This EV smashed the world record for distance on a single charge
Enlarge / This is muc22, and it set a new record for electric vehicle range on a single charge, driving for six days inside this hangar. (credit: TUfast Eco Team)
It must be the season for student-set world records. Earlier this week, we learned that a Swiss team of student engineers set a new world record for the fastest electric vehicle 0-62 mph (0-100 km/h) time. Today's story features another EV designed and built by students, this time from the Technical University of Munich, and they took a lot longer to set the record.
The car, called muc22, looks more conventional than the Swiss speedster, if only a little. The diminutive coupe in this case was built for efficiency, and in a six-day test at Munich airport, it set a new distance record on a single charge (for a non-solar EV): 1,599 miles (2,574 km), with less battery capacity than many plug-in hybrids-just 15.5 kWh.

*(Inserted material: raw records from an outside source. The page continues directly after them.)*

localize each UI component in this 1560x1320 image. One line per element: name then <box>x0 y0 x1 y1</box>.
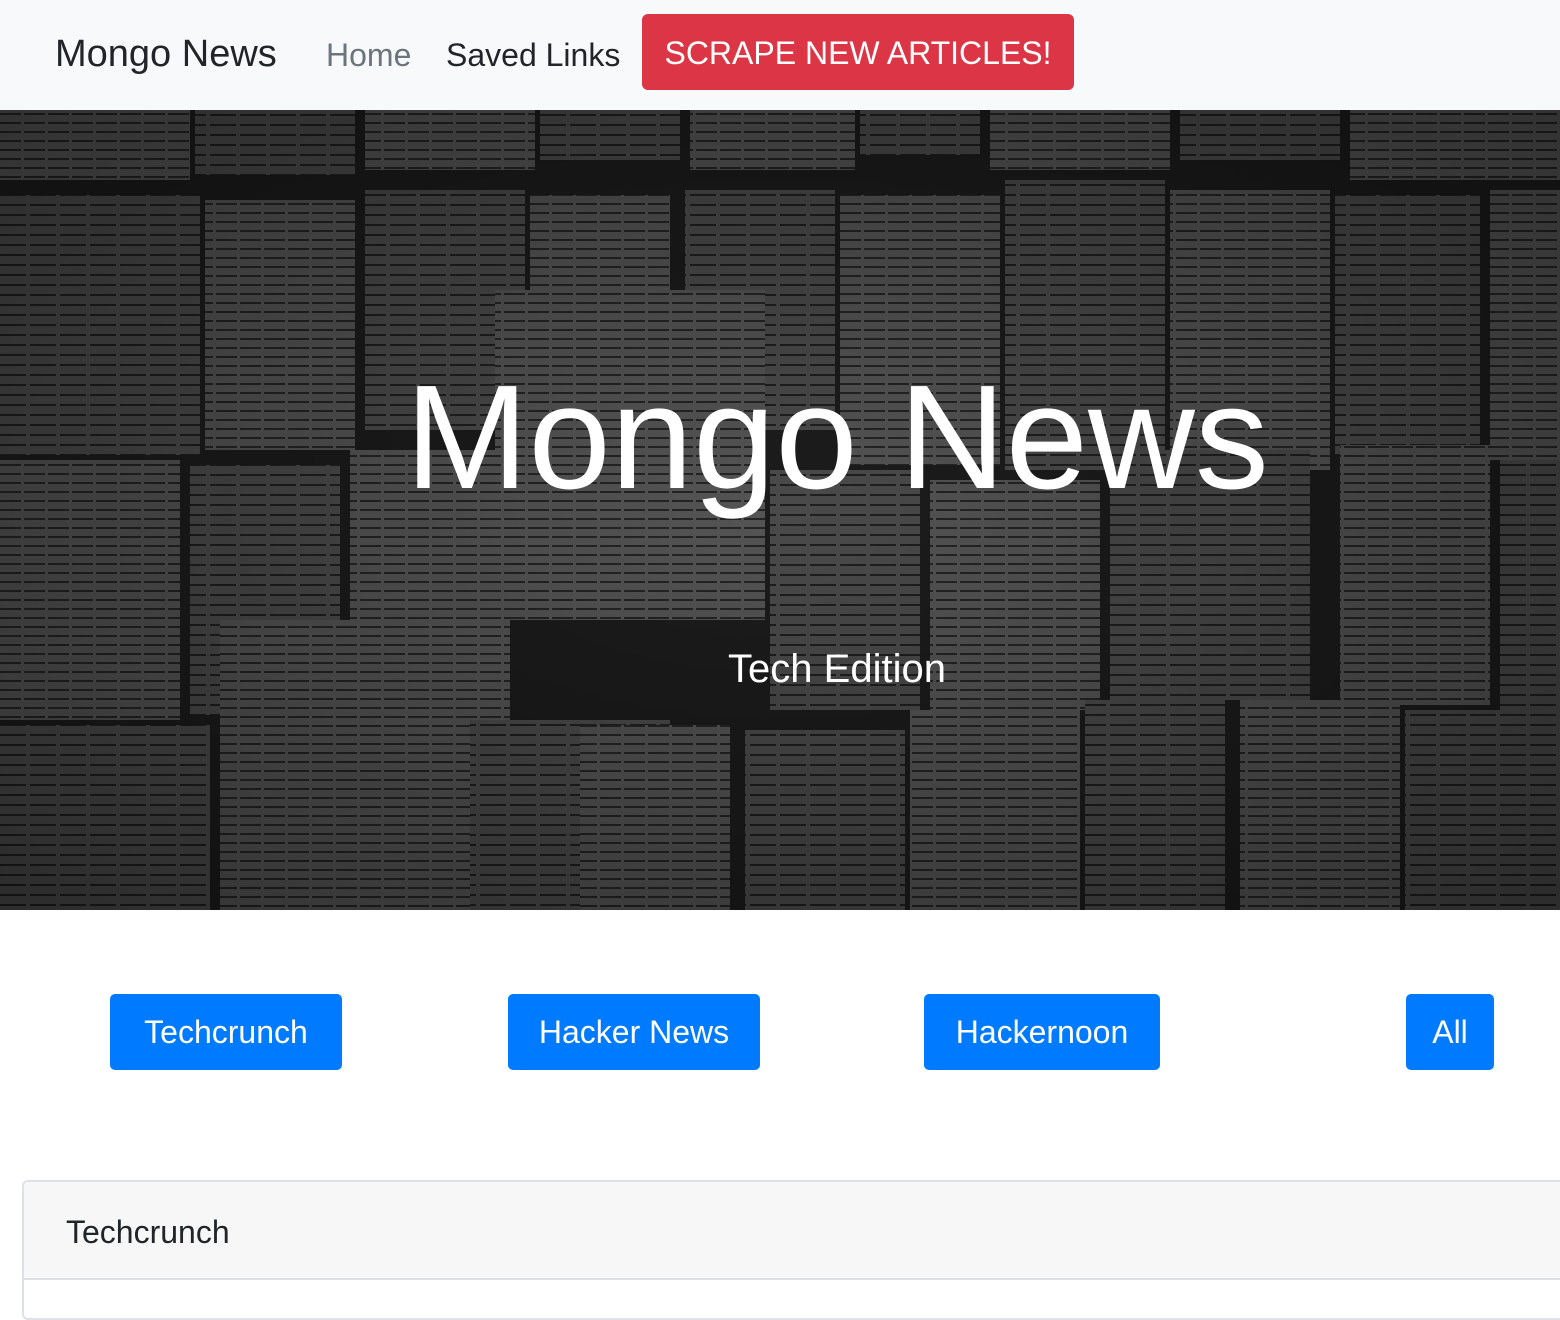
scrape-articles-button[interactable]: SCRAPE NEW ARTICLES! <box>642 14 1074 90</box>
filter-hacker-news-button[interactable]: Hacker News <box>508 994 760 1070</box>
nav-home-link[interactable]: Home <box>326 34 411 76</box>
card-title: Techcrunch <box>66 1214 230 1250</box>
navbar: Mongo News Home Saved Links SCRAPE NEW A… <box>0 0 1560 110</box>
brand-link[interactable]: Mongo News <box>55 30 277 78</box>
articles-card: Techcrunch <box>22 1180 1560 1320</box>
filter-hackernoon-button[interactable]: Hackernoon <box>924 994 1160 1070</box>
hero-title: Mongo News <box>405 355 1269 520</box>
filter-techcrunch-button[interactable]: Techcrunch <box>110 994 342 1070</box>
card-header: Techcrunch <box>24 1182 1560 1280</box>
hero-subtitle: Tech Edition <box>728 647 946 691</box>
filter-all-button[interactable]: All <box>1406 994 1494 1070</box>
nav-saved-links-link[interactable]: Saved Links <box>446 34 620 76</box>
hero-jumbotron: Mongo News Tech Edition <box>0 110 1560 910</box>
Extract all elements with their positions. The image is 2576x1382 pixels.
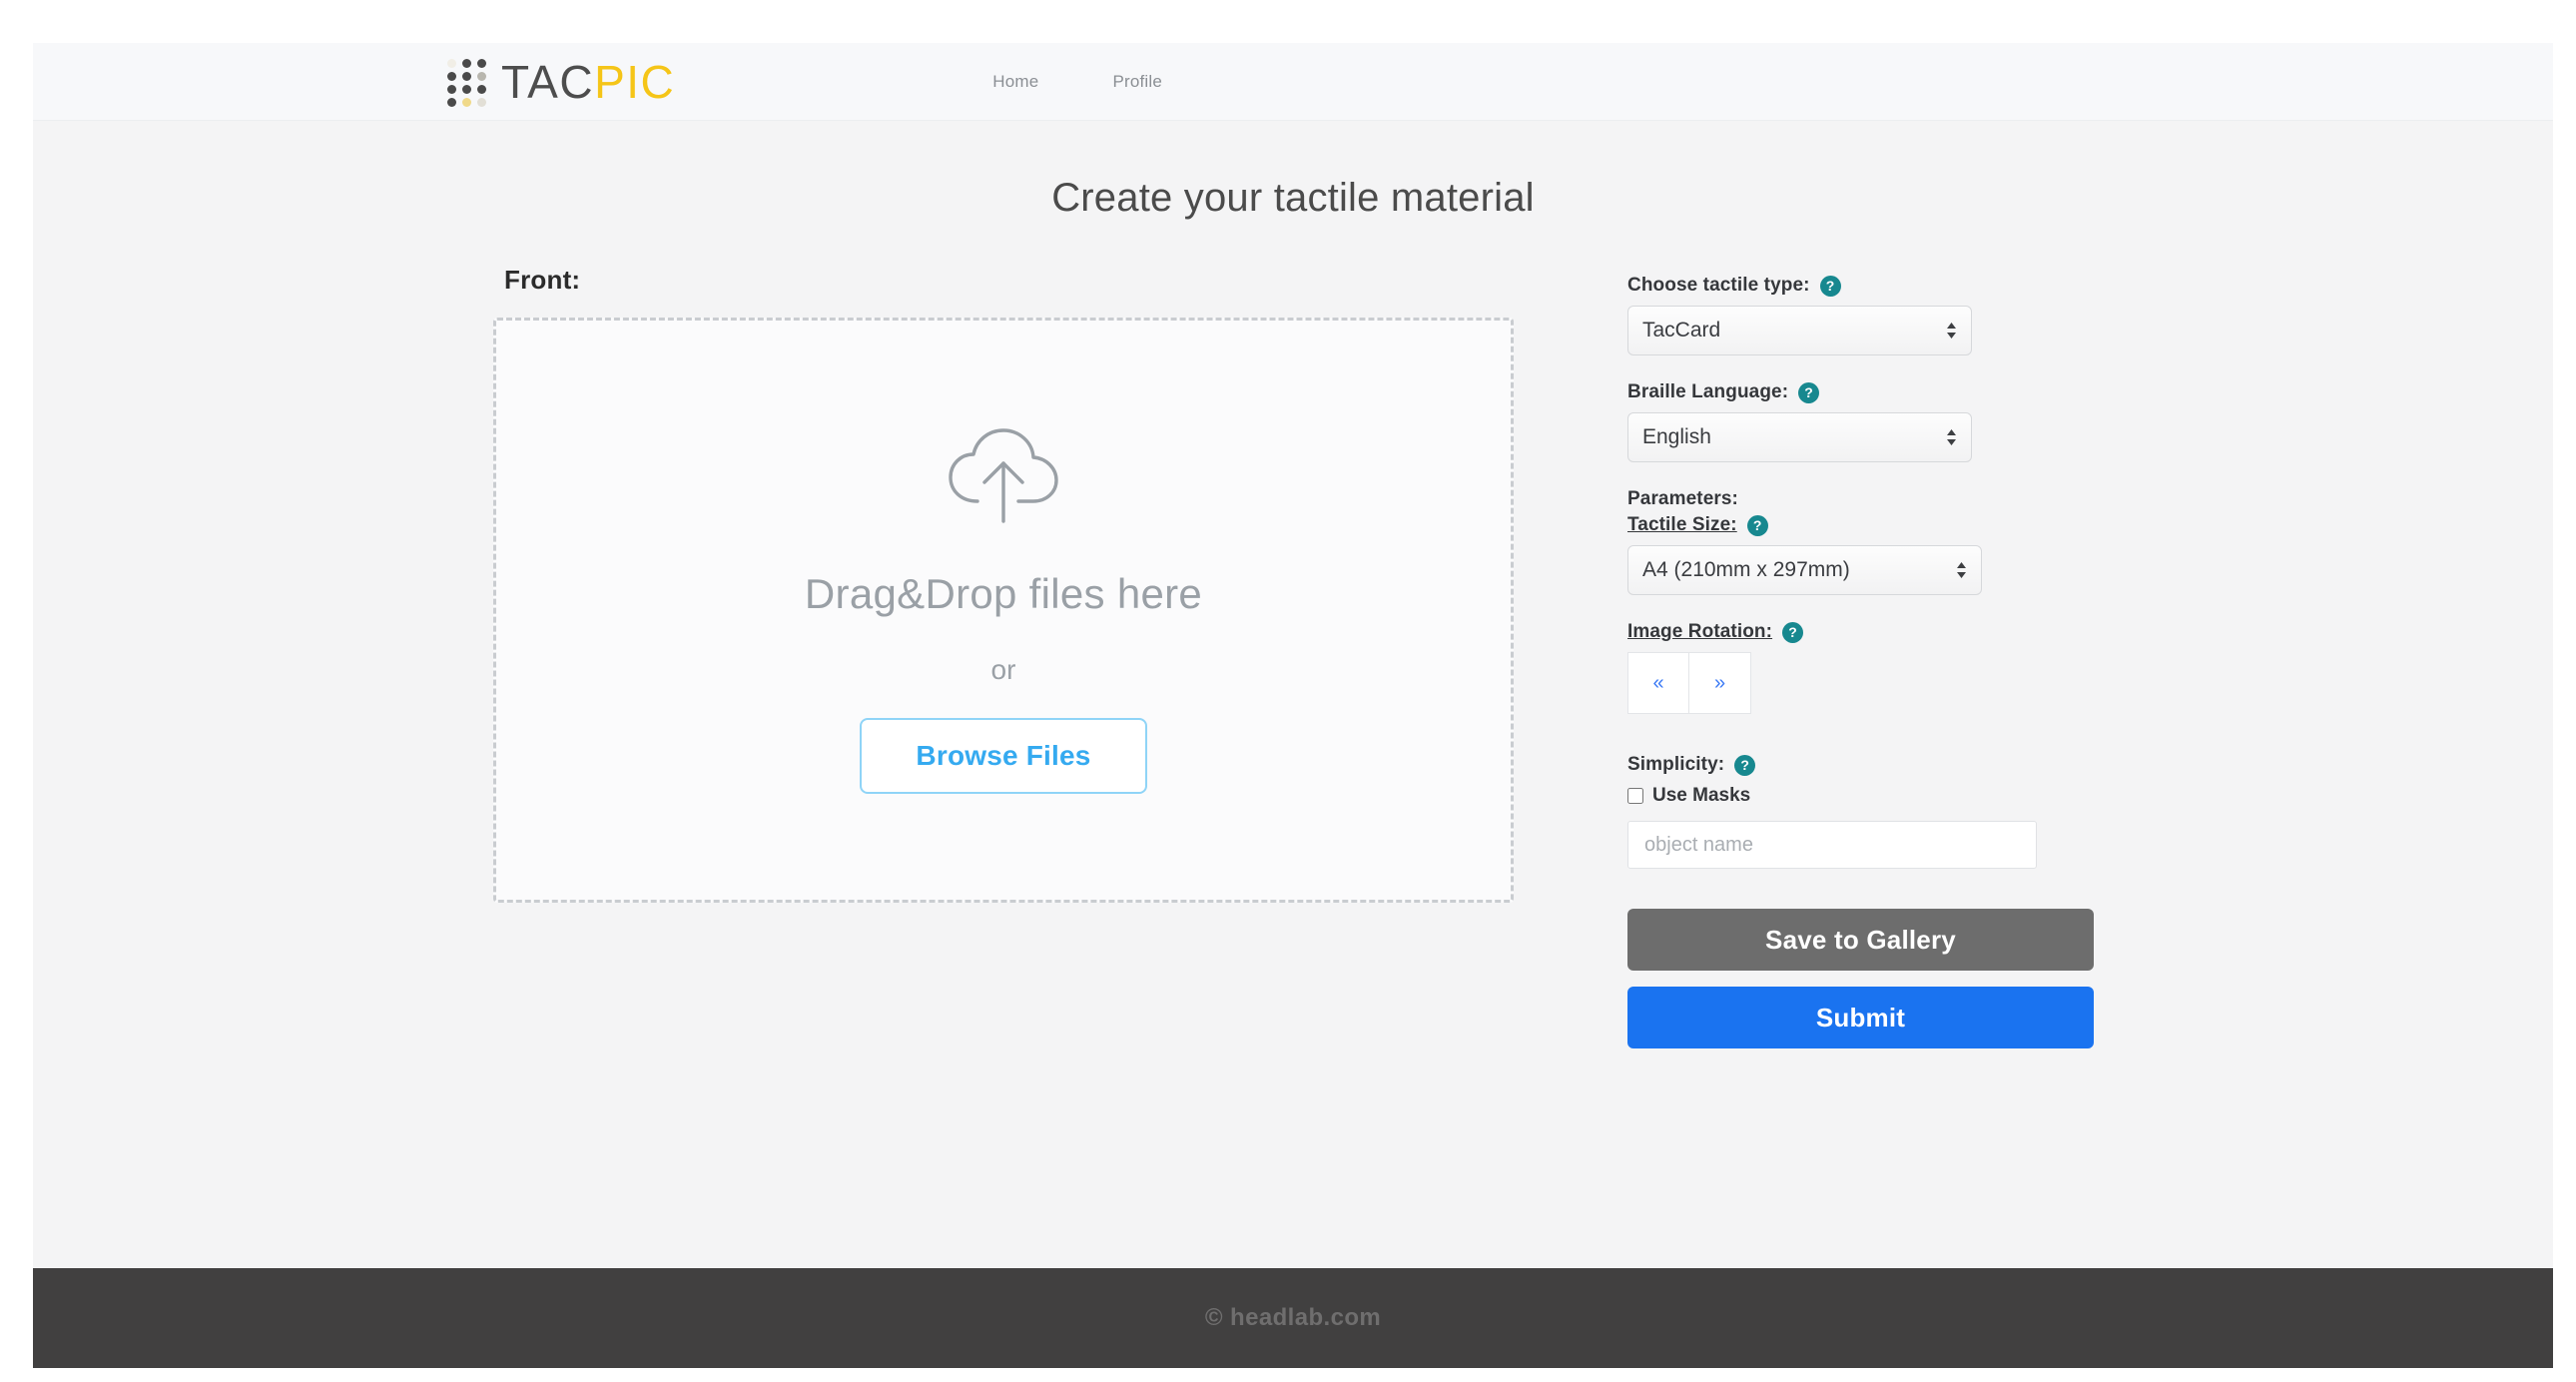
braille-language-select[interactable]: English — [1627, 412, 1972, 462]
chevron-updown-icon — [1946, 322, 1957, 340]
brand-text-pic: PIC — [594, 55, 676, 108]
image-rotation-label: Image Rotation: ? — [1627, 621, 2107, 643]
chevron-updown-icon — [1956, 561, 1967, 579]
braille-language-label: Braille Language: ? — [1627, 381, 2107, 403]
tactile-size-select[interactable]: A4 (210mm x 297mm) — [1627, 545, 1982, 595]
chevron-updown-icon — [1946, 428, 1957, 446]
upload-column: Front: Drag&Drop files here or Browse Fi… — [479, 265, 1538, 903]
brand-logo[interactable]: TACPIC — [447, 57, 675, 107]
brand-wordmark: TACPIC — [501, 59, 675, 105]
help-icon-image-rotation[interactable]: ? — [1782, 621, 1804, 643]
settings-column: Choose tactile type: ? TacCard Braille L… — [1627, 265, 2107, 1048]
nav-link-profile[interactable]: Profile — [1112, 72, 1162, 92]
footer-copyright: © headlab.com — [1204, 1304, 1382, 1331]
use-masks-label: Use Masks — [1652, 785, 1751, 806]
content-row: Front: Drag&Drop files here or Browse Fi… — [33, 221, 2553, 1048]
braille-language-value: English — [1642, 425, 1711, 448]
parameters-heading: Parameters: — [1627, 488, 2107, 510]
tactile-type-label-text: Choose tactile type: — [1627, 275, 1810, 296]
help-icon-tactile-size[interactable]: ? — [1746, 514, 1768, 536]
front-side-label: Front: — [504, 265, 581, 295]
rotate-right-button[interactable]: » — [1689, 652, 1751, 714]
dropzone-or-text: or — [990, 653, 1016, 685]
page-title: Create your tactile material — [1051, 176, 1535, 220]
tactile-type-value: TacCard — [1642, 319, 1721, 342]
tactile-size-value: A4 (210mm x 297mm) — [1642, 558, 1850, 581]
braille-language-label-text: Braille Language: — [1627, 381, 1789, 402]
help-icon-braille-language[interactable]: ? — [1798, 381, 1820, 403]
help-icon-simplicity[interactable]: ? — [1734, 754, 1756, 776]
site-footer: © headlab.com — [33, 1268, 2553, 1368]
help-icon-tactile-type[interactable]: ? — [1819, 275, 1841, 297]
tactile-type-select[interactable]: TacCard — [1627, 306, 1972, 355]
brand-text-tac: TAC — [501, 55, 595, 108]
dropzone-main-text: Drag&Drop files here — [804, 569, 1203, 617]
file-dropzone[interactable]: Drag&Drop files here or Browse Files — [493, 318, 1514, 903]
image-rotation-buttons: « » — [1627, 652, 2107, 714]
rotate-left-button[interactable]: « — [1627, 652, 1689, 714]
parameters-heading-text: Parameters: — [1627, 488, 1738, 509]
site-header: TACPIC Home Profile — [33, 43, 2553, 121]
image-rotation-label-text: Image Rotation: — [1627, 621, 1773, 642]
nav-link-home[interactable]: Home — [992, 72, 1038, 92]
tactile-size-label: Tactile Size: ? — [1627, 514, 2107, 536]
tactile-size-label-text: Tactile Size: — [1627, 514, 1737, 535]
tactile-type-label: Choose tactile type: ? — [1627, 275, 2107, 297]
app-page: TACPIC Home Profile Create your tactile … — [33, 43, 2553, 1368]
page-body: Create your tactile material Front: Drag… — [33, 121, 2553, 1268]
use-masks-checkbox[interactable] — [1627, 788, 1643, 804]
browse-files-button[interactable]: Browse Files — [860, 717, 1147, 794]
cloud-upload-icon — [945, 427, 1062, 528]
use-masks-row: Use Masks — [1627, 785, 2107, 807]
save-to-gallery-button[interactable]: Save to Gallery — [1627, 909, 2094, 971]
object-name-input[interactable] — [1627, 821, 2037, 869]
simplicity-label-text: Simplicity: — [1627, 754, 1725, 775]
main-nav: Home Profile — [992, 72, 1162, 92]
submit-button[interactable]: Submit — [1627, 987, 2094, 1048]
braille-dots-icon — [447, 58, 487, 107]
simplicity-label: Simplicity: ? — [1627, 754, 2107, 776]
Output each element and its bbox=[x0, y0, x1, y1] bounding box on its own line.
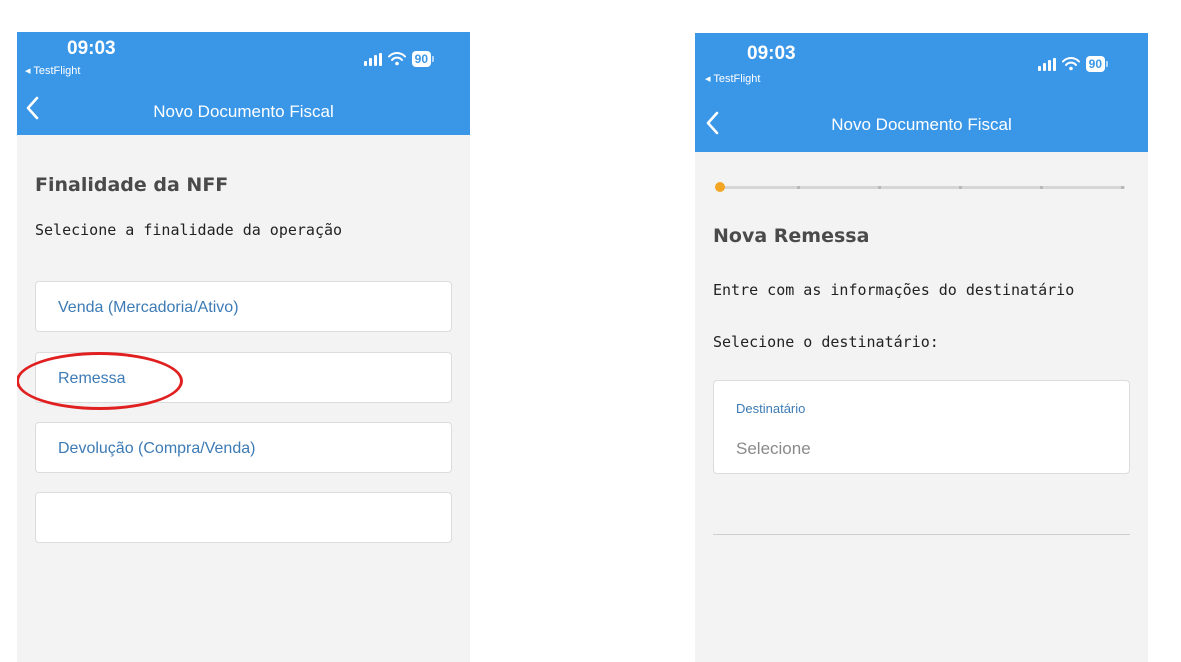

The specs for muc22 are extreme, but they're on the far other side of the scale compared to something like a Pininfarina Battista hypercar. For one thing, the streamlined EV has a top speed of just 26 mph (42 km/h) and weighs just 374 lbs (170 kg) without a driver. The airflow-optimized shape has faired-in rear wheels and a drag coefficient of just 0.159; more importantly, though, it has a pretty tiny frontal area (it's only 39.4 inches/1,000 mm tall and 47.2 inches/1,200 mm wide).